Mattress Firm shakes off bankruptcy to give Steinhoff a cushion
STEINHOFF International said yesterday that its US-based subsidiary Mattress Firm had emerged from bankruptcy, raising $525 million (R7.34 billion) in exit financing to support its operations.
Acting chief executive Danie van der Merwe said the firm managed to emerge from the cumbersome Chapter 11 process within the 45- to 60-day time-frame initially targeted.
Van der Merwe said the move would allow Mattress Firm to operate outside the stringent purses of its embattled parent.
“This short process has enabled Mattress Firm to strengthen its balance sheet and optimise its store footprint, and it emerges as a stronger and more competitive company,” Van der Merwe said.
“Today’s announcement is a further positive step in the wider Steinhoff restructuring process, which continues to make good progress.”
Steinhoff bought Mattress Firm for $3.8bn in 2016. However, the transaction proved a nightmare after the bed retailer filed for bankruptcy in October and announced that it was planning to close up to 700 stores.
Mattress Firm then proceeded with plans to speed through a US Chapter 11 bankruptcy within 45 to 60 days along with the court filing in Wilmington, Delaware.
The process included the shaving off of some of its more than $3.2bn debt, and using bankruptcy law power to break unattractive leases.
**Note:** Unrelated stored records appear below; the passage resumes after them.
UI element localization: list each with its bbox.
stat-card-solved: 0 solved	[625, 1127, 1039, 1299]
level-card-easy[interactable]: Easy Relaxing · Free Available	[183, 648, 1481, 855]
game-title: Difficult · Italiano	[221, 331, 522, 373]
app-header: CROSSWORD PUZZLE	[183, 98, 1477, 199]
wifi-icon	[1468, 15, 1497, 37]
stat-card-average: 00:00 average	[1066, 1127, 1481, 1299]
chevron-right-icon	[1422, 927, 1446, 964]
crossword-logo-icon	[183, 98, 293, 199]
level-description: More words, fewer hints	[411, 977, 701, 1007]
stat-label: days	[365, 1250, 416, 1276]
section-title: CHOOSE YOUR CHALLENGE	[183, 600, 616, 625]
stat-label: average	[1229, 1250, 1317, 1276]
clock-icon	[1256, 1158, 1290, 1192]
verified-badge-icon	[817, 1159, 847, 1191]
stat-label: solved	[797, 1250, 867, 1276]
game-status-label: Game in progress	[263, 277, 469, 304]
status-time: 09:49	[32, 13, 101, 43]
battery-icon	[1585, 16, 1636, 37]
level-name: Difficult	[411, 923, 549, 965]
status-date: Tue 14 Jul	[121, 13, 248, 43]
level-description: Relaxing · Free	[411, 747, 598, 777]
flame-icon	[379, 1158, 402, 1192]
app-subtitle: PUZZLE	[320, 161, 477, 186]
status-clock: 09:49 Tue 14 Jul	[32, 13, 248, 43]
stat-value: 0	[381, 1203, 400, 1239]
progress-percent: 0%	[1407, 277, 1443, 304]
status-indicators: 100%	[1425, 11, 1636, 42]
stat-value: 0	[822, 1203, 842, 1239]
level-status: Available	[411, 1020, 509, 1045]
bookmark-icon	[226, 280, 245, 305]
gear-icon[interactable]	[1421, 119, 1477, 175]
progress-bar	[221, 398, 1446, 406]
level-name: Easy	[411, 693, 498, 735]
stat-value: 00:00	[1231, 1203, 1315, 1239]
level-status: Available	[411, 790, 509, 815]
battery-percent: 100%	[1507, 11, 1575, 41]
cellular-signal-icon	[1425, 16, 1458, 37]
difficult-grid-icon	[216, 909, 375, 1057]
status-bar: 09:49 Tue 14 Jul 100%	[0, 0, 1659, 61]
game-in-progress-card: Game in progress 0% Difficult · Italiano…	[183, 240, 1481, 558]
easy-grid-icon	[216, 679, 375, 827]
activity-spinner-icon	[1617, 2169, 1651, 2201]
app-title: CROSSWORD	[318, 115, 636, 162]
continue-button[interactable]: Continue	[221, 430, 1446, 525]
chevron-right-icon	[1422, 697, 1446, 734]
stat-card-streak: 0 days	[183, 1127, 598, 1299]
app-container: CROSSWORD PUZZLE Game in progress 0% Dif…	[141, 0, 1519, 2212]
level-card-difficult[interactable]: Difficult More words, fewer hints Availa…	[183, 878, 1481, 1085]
Mattress Firm also issued shareholdings to lenders in order to stay in business in a reconfigured business.
On Monday, Steinhoff appointed Louis du Preez as permanent chief executive to reignite its fortunes.
Du Preez and van Merwe were instrumental in steering Steinhoff and leading the restructuring of nearly $11bn in debt.
The appointment sent the stock rallying 16 percent, backed by the granting of the bankruptcy application to Mattress Firm.
Steinhoff shares rose 2.20 percent on the JSE yesterday to close at R1.86.